While John Stark Bellamy II was researching his first book, They Died Crawling, he found himself in a basement archive of the East Ohio Gas Co., sifting through records he would ultimately use to retell the tale of a 1944 explosion that leveled 79 homes.
The company representative showing Bellamy around was helpful but also curious. First, he asked, what kind of person would want to write such a book. Then, he inquired as to what kind of audience would want to read it.
After Bellamy explained his lifelong fascination with history and shared that such events often included acts of great heroism, Bellamy’s guide asked his final question: Was this book going to make the East Ohio Gas Co. look bad?
“I said, ‘heck, no,’ ” Bellamy recalls. “Once you get past the 130 people incinerated, … it’s going to make them feel good all over.’ ”
Fifteen years and five books later Bellamy was right that readers want to know about decades-old murders and calamities. He’s revisiting the latter in his newest book, Cleveland’s Greatest Disasters! (Gray & Company, $14.95), an anthology of 16 previously published tales that includes the tale of the East Ohio Gas Co.
If it seems like you haven’t heard from Bellamy in a while, that’s because the former full-time librarian retired and moved to Vermont five years ago. After launching a successful side career as the voice of “Cleveland dismalia,” as he likes to call it, Bellamy disappeared.
“I like to think of myself as the J.D. Salinger of Cleveland,” he says with a chuckle.

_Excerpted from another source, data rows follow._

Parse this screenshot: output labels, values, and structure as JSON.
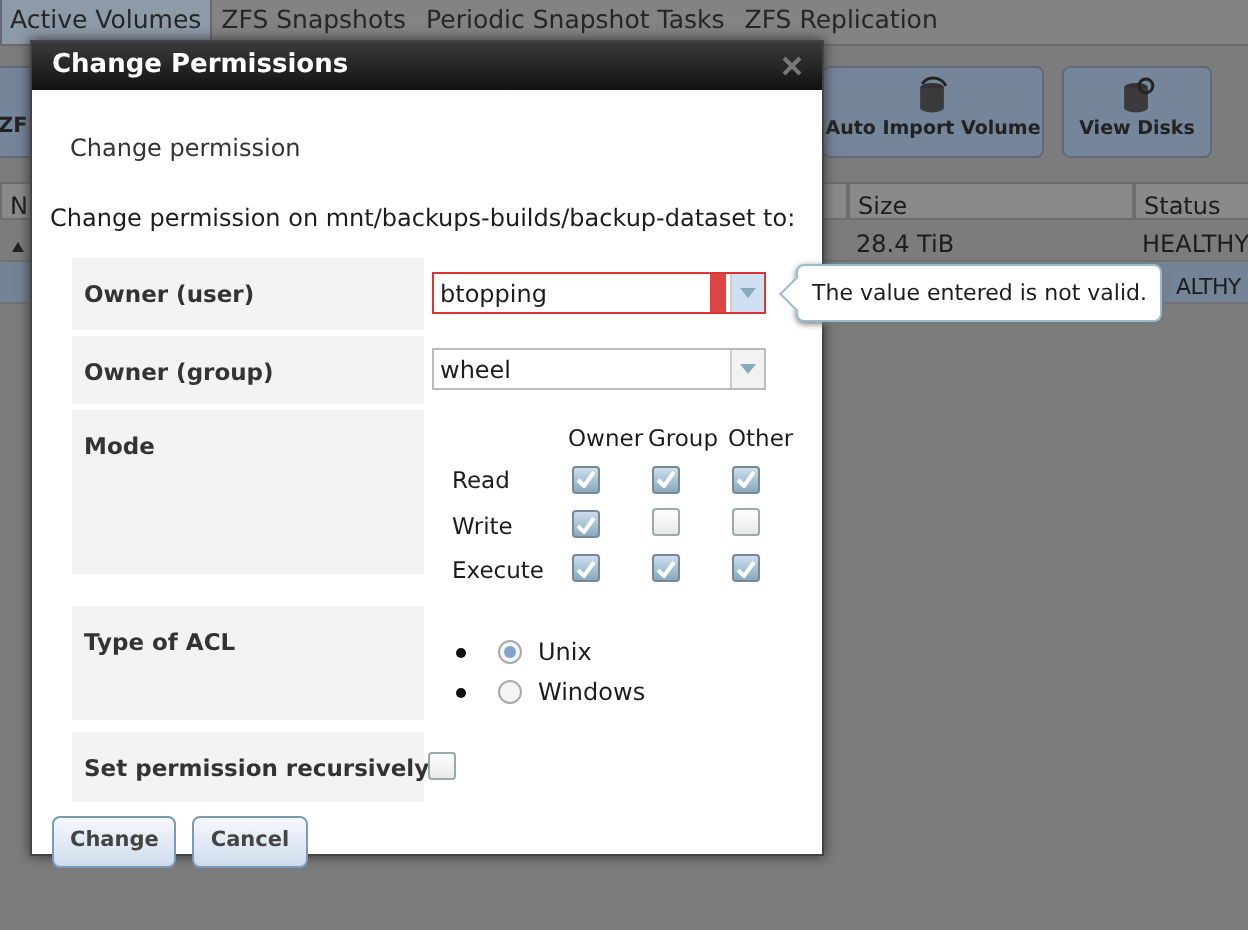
{
  "background": {
    "tabs": [
      {
        "label": "Active Volumes",
        "selected": true
      },
      {
        "label": "ZFS Snapshots",
        "selected": false
      },
      {
        "label": "Periodic Snapshot Tasks",
        "selected": false
      },
      {
        "label": "ZFS Replication",
        "selected": false
      }
    ],
    "toolbar_buttons": [
      {
        "label": "ZF",
        "kind": "cut"
      },
      {
        "label": "Auto Import Volume",
        "kind": "import"
      },
      {
        "label": "View Disks",
        "kind": "disks"
      }
    ],
    "table": {
      "columns": [
        "N",
        "Size",
        "Status"
      ],
      "rows": [
        {
          "expander": true,
          "size": "28.4 TiB",
          "status": "HEALTHY",
          "selected": false
        },
        {
          "expander": false,
          "status": "ALTHY",
          "selected": true
        }
      ]
    }
  },
  "dialog": {
    "title": "Change Permissions",
    "heading": "Change permission",
    "description": "Change permission on mnt/backups-builds/backup-dataset to:",
    "fields": [
      {
        "kind": "combo",
        "label": "Owner (user)",
        "value": "btopping",
        "invalid": true
      },
      {
        "kind": "combo",
        "label": "Owner (group)",
        "value": "wheel",
        "invalid": false
      },
      {
        "kind": "mode",
        "label": "Mode",
        "columns": [
          "Owner",
          "Group",
          "Other"
        ],
        "rows": [
          {
            "label": "Read",
            "checks": [
              true,
              true,
              true
            ]
          },
          {
            "label": "Write",
            "checks": [
              true,
              false,
              false
            ]
          },
          {
            "label": "Execute",
            "checks": [
              true,
              true,
              true
            ]
          }
        ]
      },
      {
        "kind": "radio",
        "label": "Type of ACL",
        "options": [
          {
            "label": "Unix",
            "selected": true
          },
          {
            "label": "Windows",
            "selected": false
          }
        ]
      },
      {
        "kind": "checkbox",
        "label": "Set permission recursively",
        "checked": false
      }
    ],
    "buttons": [
      "Change",
      "Cancel"
    ],
    "tooltip": "The value entered is not valid."
  }
}
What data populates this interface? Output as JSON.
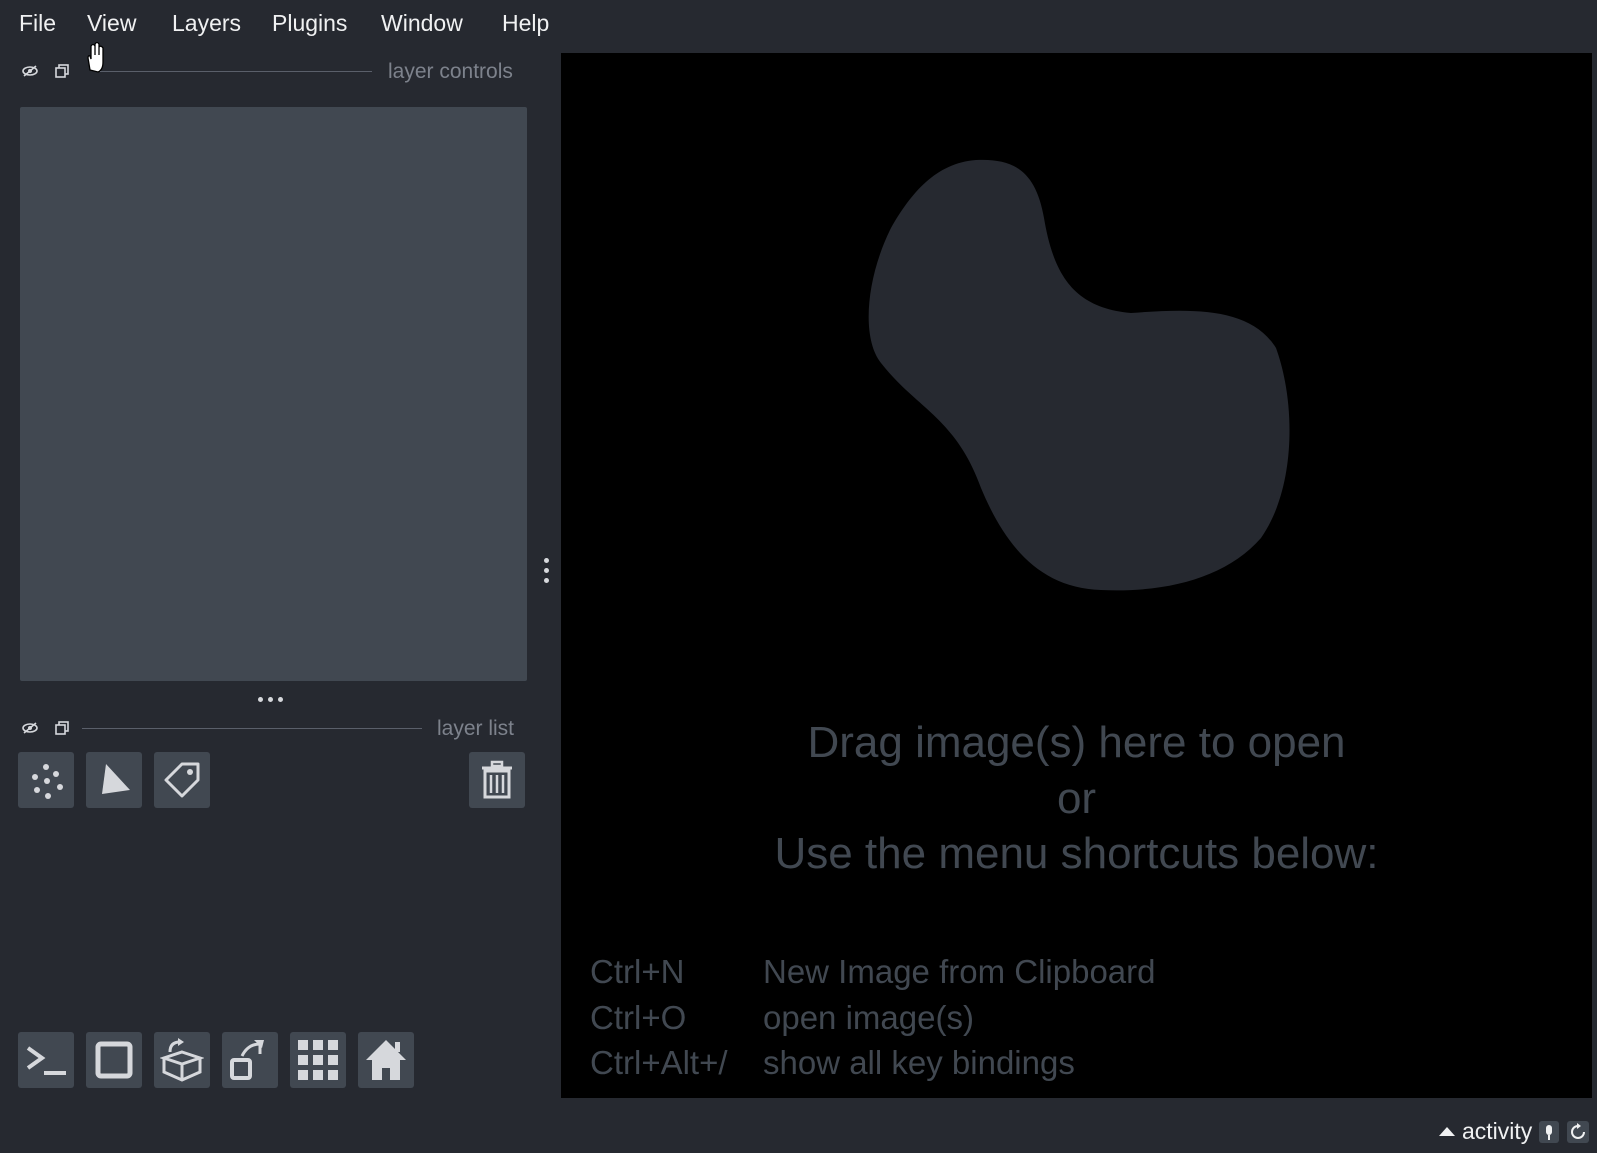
{
  "menu": {
    "file": "File",
    "view": "View",
    "layers": "Layers",
    "plugins": "Plugins",
    "window": "Window",
    "help": "Help"
  },
  "layer_controls": {
    "title": "layer controls"
  },
  "layer_list": {
    "title": "layer list"
  },
  "layer_tools": {
    "new_points": "points-icon",
    "new_shapes": "shapes-icon",
    "new_labels": "labels-icon",
    "delete": "trash-icon"
  },
  "viewer_buttons": [
    "console-icon",
    "square-icon",
    "cube-icon",
    "rotate-icon",
    "grid-icon",
    "home-icon"
  ],
  "welcome": {
    "line1": "Drag image(s) here to open",
    "line2": "or",
    "line3": "Use the menu shortcuts below:",
    "shortcuts": [
      {
        "key": "Ctrl+N",
        "desc": "New Image from Clipboard"
      },
      {
        "key": "Ctrl+O",
        "desc": "open image(s)"
      },
      {
        "key": "Ctrl+Alt+/",
        "desc": "show all key bindings"
      }
    ]
  },
  "status": {
    "activity": "activity"
  },
  "colors": {
    "background": "#262930",
    "panel": "#414851",
    "canvas": "#000000",
    "text": "#f0f1f2",
    "muted": "#414851"
  }
}
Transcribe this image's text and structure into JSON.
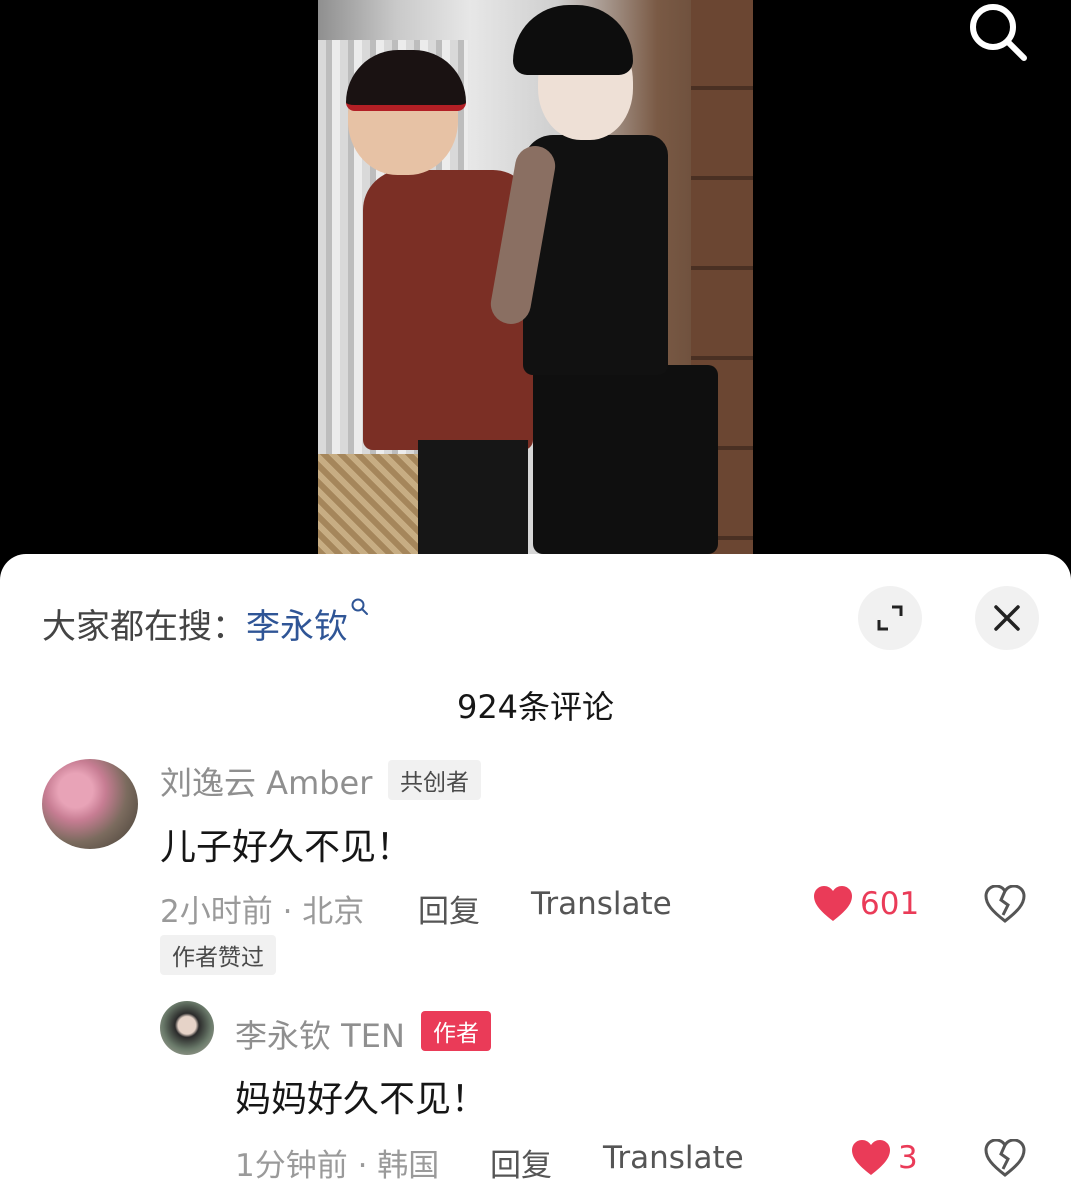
{
  "search_bar": {
    "prefix": "大家都在搜：",
    "keyword": "李永钦"
  },
  "comments_header": {
    "count_label": "924条评论"
  },
  "comments": [
    {
      "author": "刘逸云 Amber",
      "badge": "共创者",
      "text": "儿子好久不见！",
      "meta": "2小时前 · 北京",
      "reply_label": "回复",
      "translate_label": "Translate",
      "likes": "601",
      "liked": true,
      "author_liked_tag": "作者赞过",
      "replies": [
        {
          "author": "李永钦 TEN",
          "badge": "作者",
          "text": "妈妈好久不见！",
          "meta": "1分钟前 · 韩国",
          "reply_label": "回复",
          "translate_label": "Translate",
          "likes": "3",
          "liked": true
        }
      ]
    }
  ],
  "colors": {
    "accent_red": "#ea3b58",
    "keyword_blue": "#2f5596"
  }
}
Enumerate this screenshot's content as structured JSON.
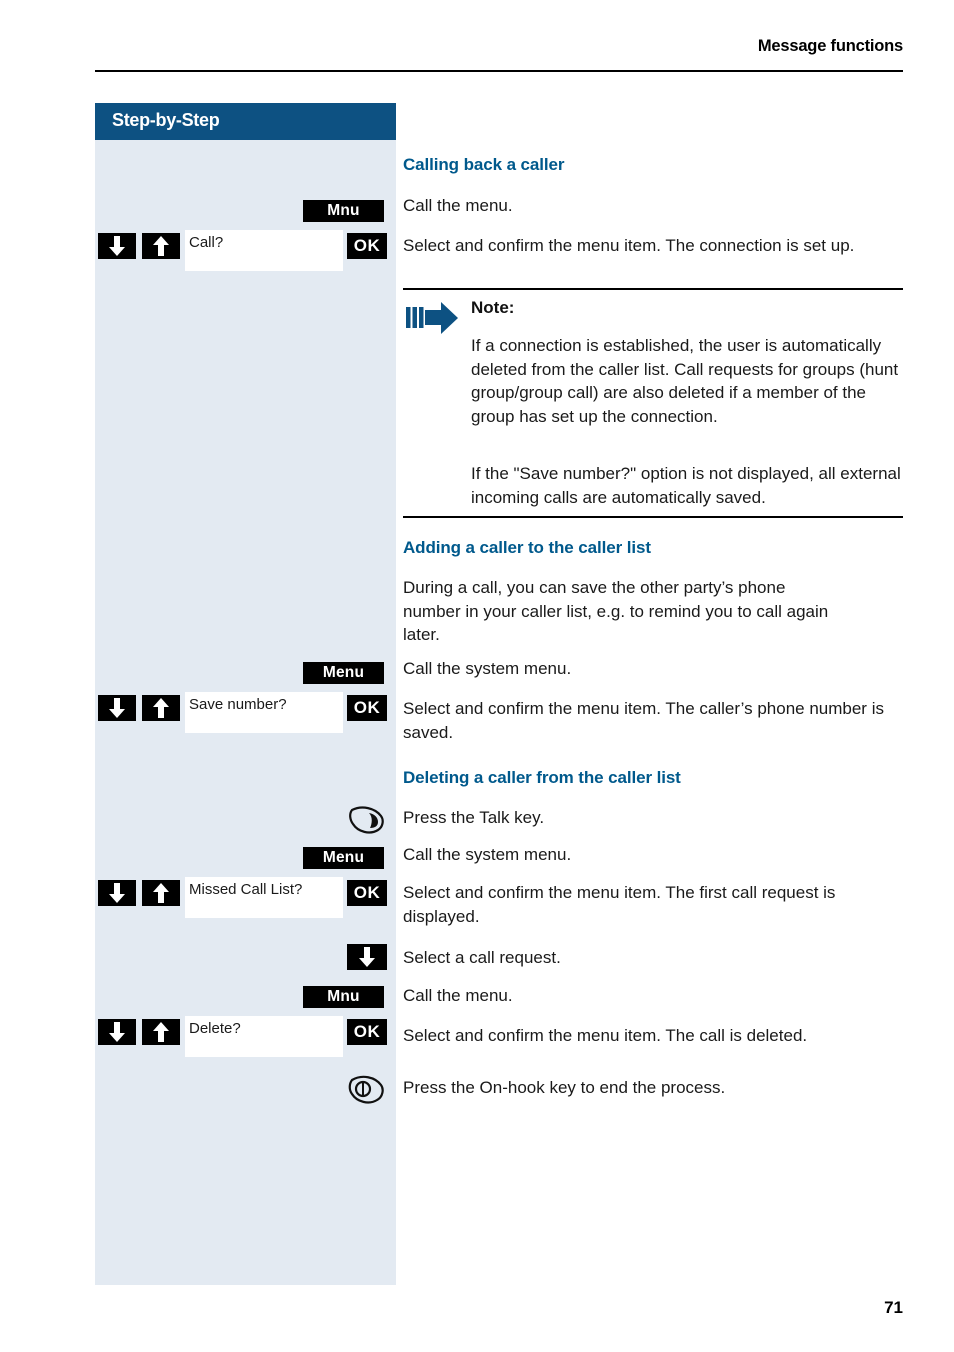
{
  "header": {
    "running_title": "Message functions"
  },
  "sidebar": {
    "title": "Step-by-Step",
    "steps": [
      {
        "key": "mnu-key-1",
        "label": "Mnu"
      },
      {
        "key": "down-key-1",
        "label": "down-arrow-icon"
      },
      {
        "key": "up-key-1",
        "label": "up-arrow-icon"
      },
      {
        "key": "display-1",
        "label": "Call?"
      },
      {
        "key": "ok-key-1",
        "label": "OK"
      },
      {
        "key": "menu-key-2",
        "label": "Menu"
      },
      {
        "key": "down-key-2",
        "label": "down-arrow-icon"
      },
      {
        "key": "up-key-2",
        "label": "up-arrow-icon"
      },
      {
        "key": "display-2",
        "label": "Save number?"
      },
      {
        "key": "ok-key-2",
        "label": "OK"
      },
      {
        "key": "talk-key",
        "label": "talk-key-icon"
      },
      {
        "key": "menu-key-3",
        "label": "Menu"
      },
      {
        "key": "down-key-3",
        "label": "down-arrow-icon"
      },
      {
        "key": "up-key-3",
        "label": "up-arrow-icon"
      },
      {
        "key": "display-3",
        "label": "Missed Call List?"
      },
      {
        "key": "ok-key-3",
        "label": "OK"
      },
      {
        "key": "down-key-solo",
        "label": "down-arrow-icon"
      },
      {
        "key": "mnu-key-4",
        "label": "Mnu"
      },
      {
        "key": "down-key-4",
        "label": "down-arrow-icon"
      },
      {
        "key": "up-key-4",
        "label": "up-arrow-icon"
      },
      {
        "key": "display-4",
        "label": "Delete?"
      },
      {
        "key": "ok-key-4",
        "label": "OK"
      },
      {
        "key": "onhook-key",
        "label": "on-hook-key-icon"
      }
    ],
    "keys": {
      "mnu": "Mnu",
      "menu": "Menu",
      "ok": "OK"
    },
    "displays": {
      "call": "Call?",
      "save_number": "Save number?",
      "missed_call_list": "Missed Call List?",
      "delete": "Delete?"
    }
  },
  "sections": [
    {
      "heading": "Calling back a caller",
      "paragraphs": [
        "Call the menu.",
        "Select and confirm the menu item. The connection is set up."
      ]
    },
    {
      "heading": "Adding a caller to the caller list",
      "paragraphs": [
        "During a call, you can save the other party’s phone number in your caller list, e.g. to remind you to call again later.",
        "Call the system menu.",
        "Select and confirm the menu item. The caller’s phone number is saved."
      ]
    },
    {
      "heading": "Deleting a caller from the caller list",
      "paragraphs": [
        "Press the Talk key.",
        "Call the system menu.",
        "Select and confirm the menu item. The first call request is displayed.",
        "Select a call request.",
        "Call the menu.",
        "Select and confirm the menu item. The call is deleted.",
        "Press the On-hook key to end the process."
      ]
    }
  ],
  "note": {
    "title": "Note:",
    "paragraphs": [
      "If a connection is established, the user is automatically deleted from the caller list. Call requests for groups (hunt group/group call) are also deleted if a member of the group has set up the connection.",
      "If the \"Save number?\" option is not displayed, all external incoming calls are automatically saved."
    ]
  },
  "footer": {
    "page_number": "71"
  },
  "colors": {
    "sidebar_header": "#0d5182",
    "sidebar_bg": "#e3eaf2",
    "heading": "#00598c",
    "note_arrow": "#0d5182"
  }
}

Well, he’s certainly more social. His new book will be accompanied by a weeklong visit to Cleveland this month to talk at libraries and bookstores about his life and writing.
“I’ve always thought you could learn a lot more from your failures than you can from your successes,” Bellamy says. “Cleveland has those scars. You just have to know where to look for them. My books are guidebooks to that.”
Bellamy even wrote a collection of historic Vermont murders in 2007. He doesn’t anticipate there will be another.
“Not only was Vintage Vermont Villanies my first Vermont book, it was my last Vermont book,” Bellamy says. “It was damn difficult to cobble together 12 interesting-enough murders, and I had to cover almost 200 years to do that.”